Cookienator Removes Evil Cookies From Firefox, IE, Safari, Chrome, And Flash
Most users believe that all cookies are evil, which is not true. There are some cookies that are useful while others are evil, this post will focus on removing the evil cookies only.
Useful Cookies: Contains information for automatically logging you in, contains important preferences that you might have set in any website, etc.
Evil Cookies: Tracks user activity and behavior. They are mostly from sites such as, Google, AOL, Yahoo, MSN, Webtrends, Omniture, Doubleclick, Intellitxt, Advertising.com and others.
Marton Anka got fed up with all the evil cookies that are stored by web browsers. In order to save his privacy he sat down for a weekend and coded away a quick program, thus Cookienator was born. It is a simple cookie remover that automates the entire procedure of removing the evil cookies. All you need to do is run the program and you will be shown the number of potential evil cookies detected by the program.
You have two options here, either you can click Clean Now to clean the cookies instantly or click Details to find further information about the detected cookies before cleaning them.
You can also select when to remove the cookies, every specified day, week, or month. Or you can simply uncheck the option and remove the cookies manually whenever you feel comfortable.
If you don’t want to remove evil cookies from a certain browser or from flash, you can uncheck it from Options. By default Cookienator is configured to remove cookies that arise from certain websites only, you can see the complete list in Options. You are also free to add more websites to the list if you like.
Overall it is quite a unique program because it focuses mainly on removing evil cookies, unlike other tools which try to remove all cookies(including those which benefits the user).
It works on Windows XP, Windows Vista, and Windows 7 only. Enjoy!

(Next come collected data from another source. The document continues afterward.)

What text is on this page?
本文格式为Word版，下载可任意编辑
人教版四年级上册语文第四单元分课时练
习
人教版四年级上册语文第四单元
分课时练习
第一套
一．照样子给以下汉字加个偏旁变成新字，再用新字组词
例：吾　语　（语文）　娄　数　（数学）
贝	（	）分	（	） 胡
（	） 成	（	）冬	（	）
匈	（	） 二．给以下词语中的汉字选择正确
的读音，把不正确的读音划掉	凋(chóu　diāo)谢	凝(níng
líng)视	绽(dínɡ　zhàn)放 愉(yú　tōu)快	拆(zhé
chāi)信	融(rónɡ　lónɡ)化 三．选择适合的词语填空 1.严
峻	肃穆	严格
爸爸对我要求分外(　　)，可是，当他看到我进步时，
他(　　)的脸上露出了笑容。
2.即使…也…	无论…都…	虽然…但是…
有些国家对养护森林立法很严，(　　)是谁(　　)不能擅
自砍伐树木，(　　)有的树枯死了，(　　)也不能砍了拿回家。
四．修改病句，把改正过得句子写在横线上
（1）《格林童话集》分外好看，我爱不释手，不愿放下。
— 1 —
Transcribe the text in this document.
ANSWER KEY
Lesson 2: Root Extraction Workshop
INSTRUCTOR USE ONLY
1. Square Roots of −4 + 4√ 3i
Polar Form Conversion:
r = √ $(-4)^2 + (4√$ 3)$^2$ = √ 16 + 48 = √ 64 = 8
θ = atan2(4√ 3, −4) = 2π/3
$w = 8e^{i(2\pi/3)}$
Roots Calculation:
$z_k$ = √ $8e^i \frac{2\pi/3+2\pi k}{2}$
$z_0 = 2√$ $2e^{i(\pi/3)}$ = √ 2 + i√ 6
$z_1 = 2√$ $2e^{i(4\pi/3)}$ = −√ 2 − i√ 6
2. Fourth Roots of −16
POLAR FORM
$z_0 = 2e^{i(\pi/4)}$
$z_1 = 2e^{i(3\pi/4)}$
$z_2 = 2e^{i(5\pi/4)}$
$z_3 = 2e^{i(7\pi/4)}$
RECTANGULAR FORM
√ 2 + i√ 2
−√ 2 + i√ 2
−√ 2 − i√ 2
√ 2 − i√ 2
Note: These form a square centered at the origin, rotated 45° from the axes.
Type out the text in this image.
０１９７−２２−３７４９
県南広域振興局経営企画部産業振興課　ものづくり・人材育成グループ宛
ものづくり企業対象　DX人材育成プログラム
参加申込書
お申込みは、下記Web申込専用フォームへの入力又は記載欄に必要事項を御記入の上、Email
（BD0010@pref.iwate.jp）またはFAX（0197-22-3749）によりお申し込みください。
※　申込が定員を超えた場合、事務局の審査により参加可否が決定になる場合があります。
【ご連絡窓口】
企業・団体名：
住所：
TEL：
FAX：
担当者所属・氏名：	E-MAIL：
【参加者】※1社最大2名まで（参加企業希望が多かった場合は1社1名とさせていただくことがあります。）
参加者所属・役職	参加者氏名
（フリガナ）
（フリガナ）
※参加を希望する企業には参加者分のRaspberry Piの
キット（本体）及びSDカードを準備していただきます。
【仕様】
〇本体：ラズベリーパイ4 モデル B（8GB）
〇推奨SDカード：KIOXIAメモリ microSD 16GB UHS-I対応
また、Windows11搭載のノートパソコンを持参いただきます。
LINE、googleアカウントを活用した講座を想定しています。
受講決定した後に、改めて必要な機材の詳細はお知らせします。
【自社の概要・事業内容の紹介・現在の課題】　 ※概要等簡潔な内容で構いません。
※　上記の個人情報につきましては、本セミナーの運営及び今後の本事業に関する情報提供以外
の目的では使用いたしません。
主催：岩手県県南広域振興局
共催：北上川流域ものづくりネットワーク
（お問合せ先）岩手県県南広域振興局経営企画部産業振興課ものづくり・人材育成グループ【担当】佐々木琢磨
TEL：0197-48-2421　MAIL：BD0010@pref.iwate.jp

This is great, thanks! FF hasn’t been playing nice on my win7 laptop recently — not sure if it’s something with win7, FF, or the combo. So I’ve spent a lot of time recently learning privacy measures with Chrome and even IE8 (using IE7 pro just so I could stand IE haha). But if this program works well, I’ll be covered better, especially if it’s true that Chrome’s super-cookie remover thingee in options doesn’t remove all super-cookies like someone commented on another blog.